Inter Press Service - July 16, 2001
Anthony Stoppard
JOHANNESBURG, Jul 16 (IPS) - South African Catholic Bishops will consider giving their blessing to the use of condoms to prevent the spread of HIV and AIDS, at a meeting to be held next week.
The Catholic Church has traditionally been opposed to the use of condoms - or any type of artificial contraception - because they interfere with the creation of life.
"When people for whatever reason choose not to follow the values we promote as Church - within and outside of our community - then the bottom line is the real possibility that a person could transmit a death-dealing virus to another through a sexual encounter.
"Such people, who are living with the virus, must be invited and challenged to take responsibility for their actions and their effect on others. They should use a condom in order to prevent the transmission of potential death to another," says Bishop Kevin Dowling, of Rustenberg, in South Africa's North-West Province. He also is a co-ordinator of the South African Catholic Bishops Conference (SACBC) AIDS Office.
The Catholic Church sees the use of a condom not as a means to prevent the "transmission of life" but rather as a means to prevent the "transmission of death" or potential death to another, Dowling points out. He affirmed his belief in the Catholic Church's position that the only complete safeguard against infection by the HIV and AIDS is abstinence from sex before marriage, and faithfulness to one's partner in marriage.
He also made it clear that he was not speaking on behalf of the SACBC. "My personal stance on this issue comes out of much reflection, not to say anguish over the enormity of the suffering of people in the AIDS pandemic, which I have experienced in a very personal way in my own ministry and support of AIDS programmes in the diocese'', he explains.
His views - and that of others in the AIDS Office - are contained in a draft pastoral statement that will be considered by a plenary of the SACBC, scheduled for Jul 24. The SACBC has not issued any official statement on the discussion document - which is still being circulated to its bishops. Indications are that the SACBC will not comment on the draft statement until after its plenary meeting.
However, the Archbishop of the coastal city of Durban, Denis Hurley, has reportedly backed Dowling's stance. The SACBC AIDS Office supports 85 programmes and projects in Namibia, Botswana, Swaziland, Lesotho and South Africa.

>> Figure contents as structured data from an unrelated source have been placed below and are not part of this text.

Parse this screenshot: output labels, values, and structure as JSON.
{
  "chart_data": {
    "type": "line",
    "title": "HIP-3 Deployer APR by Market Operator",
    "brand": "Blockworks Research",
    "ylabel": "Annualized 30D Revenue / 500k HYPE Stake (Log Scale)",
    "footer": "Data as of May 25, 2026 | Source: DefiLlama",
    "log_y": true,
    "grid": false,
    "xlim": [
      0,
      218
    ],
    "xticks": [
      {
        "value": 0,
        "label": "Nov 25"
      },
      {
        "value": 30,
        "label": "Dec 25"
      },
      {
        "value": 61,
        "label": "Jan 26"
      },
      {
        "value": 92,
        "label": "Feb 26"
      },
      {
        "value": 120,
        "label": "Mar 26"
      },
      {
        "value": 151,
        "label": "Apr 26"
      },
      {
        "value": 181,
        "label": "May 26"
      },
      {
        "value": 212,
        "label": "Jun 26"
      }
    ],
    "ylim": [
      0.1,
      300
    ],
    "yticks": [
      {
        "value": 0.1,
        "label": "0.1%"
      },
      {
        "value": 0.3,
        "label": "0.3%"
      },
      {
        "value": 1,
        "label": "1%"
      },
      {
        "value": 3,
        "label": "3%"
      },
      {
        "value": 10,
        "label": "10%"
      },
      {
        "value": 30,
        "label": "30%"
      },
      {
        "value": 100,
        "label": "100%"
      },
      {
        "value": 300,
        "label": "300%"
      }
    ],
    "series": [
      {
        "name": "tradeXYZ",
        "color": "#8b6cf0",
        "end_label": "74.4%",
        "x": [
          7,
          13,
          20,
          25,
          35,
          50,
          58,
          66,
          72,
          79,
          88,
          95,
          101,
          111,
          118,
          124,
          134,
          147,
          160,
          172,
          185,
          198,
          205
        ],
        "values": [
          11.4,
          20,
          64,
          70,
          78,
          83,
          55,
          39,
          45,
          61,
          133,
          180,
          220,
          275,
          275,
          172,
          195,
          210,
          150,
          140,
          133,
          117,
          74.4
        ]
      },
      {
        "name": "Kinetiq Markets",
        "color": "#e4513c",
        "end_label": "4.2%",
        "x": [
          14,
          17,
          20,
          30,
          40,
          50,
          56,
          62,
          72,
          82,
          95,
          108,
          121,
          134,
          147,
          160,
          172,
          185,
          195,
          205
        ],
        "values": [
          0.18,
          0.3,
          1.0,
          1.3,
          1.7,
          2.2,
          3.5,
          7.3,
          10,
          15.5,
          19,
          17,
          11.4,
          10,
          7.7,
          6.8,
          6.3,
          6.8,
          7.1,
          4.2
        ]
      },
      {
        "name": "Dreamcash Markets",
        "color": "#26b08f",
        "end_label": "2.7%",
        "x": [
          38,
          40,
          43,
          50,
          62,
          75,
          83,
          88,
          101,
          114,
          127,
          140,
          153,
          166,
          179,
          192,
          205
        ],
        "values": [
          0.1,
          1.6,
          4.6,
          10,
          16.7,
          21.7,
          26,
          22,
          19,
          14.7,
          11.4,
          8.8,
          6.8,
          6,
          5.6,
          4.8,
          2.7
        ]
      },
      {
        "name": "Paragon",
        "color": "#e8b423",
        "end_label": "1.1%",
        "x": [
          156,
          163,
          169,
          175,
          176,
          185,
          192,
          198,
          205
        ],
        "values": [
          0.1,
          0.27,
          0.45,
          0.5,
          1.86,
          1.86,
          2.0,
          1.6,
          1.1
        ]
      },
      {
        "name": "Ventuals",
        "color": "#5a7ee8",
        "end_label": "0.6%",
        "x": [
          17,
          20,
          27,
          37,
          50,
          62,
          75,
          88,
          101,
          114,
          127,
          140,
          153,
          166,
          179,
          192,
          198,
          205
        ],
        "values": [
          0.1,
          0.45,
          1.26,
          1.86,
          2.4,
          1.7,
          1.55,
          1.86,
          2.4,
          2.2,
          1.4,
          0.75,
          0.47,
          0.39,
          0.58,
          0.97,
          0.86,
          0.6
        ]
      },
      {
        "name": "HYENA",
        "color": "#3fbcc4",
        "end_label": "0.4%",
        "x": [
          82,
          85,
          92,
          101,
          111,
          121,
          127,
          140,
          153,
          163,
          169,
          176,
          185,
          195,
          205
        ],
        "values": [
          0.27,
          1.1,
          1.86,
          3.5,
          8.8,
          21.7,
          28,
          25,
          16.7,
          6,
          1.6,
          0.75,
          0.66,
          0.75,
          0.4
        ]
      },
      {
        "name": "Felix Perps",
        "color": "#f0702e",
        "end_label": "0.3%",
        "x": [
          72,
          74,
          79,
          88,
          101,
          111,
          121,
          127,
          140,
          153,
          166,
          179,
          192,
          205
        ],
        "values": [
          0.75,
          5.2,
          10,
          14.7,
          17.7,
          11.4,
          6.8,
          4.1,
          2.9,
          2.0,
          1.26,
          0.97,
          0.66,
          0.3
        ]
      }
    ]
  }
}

This makes it one of the largest anti-HIV and AIDS programmes in Southern Africa and active in four of the five countries with the highest HIV and AIDS infection rates in the world.
The programmes include education and prevention projects where teachers in primary and secondary schools in the Catholic network, and elsewhere, are trained to deal with sexuality and AIDS.
Orphan care and placement is another priority for the AIDS Office. At Winterveldt, a poverty-stricken area north of Johannesburg, it brings AIDS orphans to a Church centre where they receive proper treatment, food and support, plus care for the day.
Other programmes are trying to develop a network that will provide support to parents that take in orphans in a foster care programme. This programme will be an important focus for the office over the coming years as it is enormously complex. There is a need to change people's attitudes, to develop a spirit of caring and fostering in communities and to find a way to provide food and medical support for foster families. Once enough funding is secured, the office hopes to build a small eco-village to provide homes for families who are willing to foster and care for AIDS orphans.
The Office also has a great number of home-care and counselling programmes in all five countries where they operate. Members of the community are trained in counselling and home-care work and receive certificates at the end of their course. These people are paid a stipend for their work - to enable them live - and are provided with the medical kits they need for home-care work.
There are also several in-patient units in which terminally ill people with AIDS - and with no-one to care for them - are brought so that they can be supported and cared for in an environment where they can die with dignity.
The office also is setting-up a Mother to Child Transmission Prevention Programme (MTCT). Once an evaluation is complete and the support structures are in place, they hope to begin the programme in August by providing Nevirapine, which will be bought with funding, to pregnant mothers to reduce the incidence of transmission to the child.
Later, the office is planning to negotiate with pharmaceutical companies to provide a cocktail of anti-retrovirals that will keep the mothers on the MTCT programme alive as long as possible.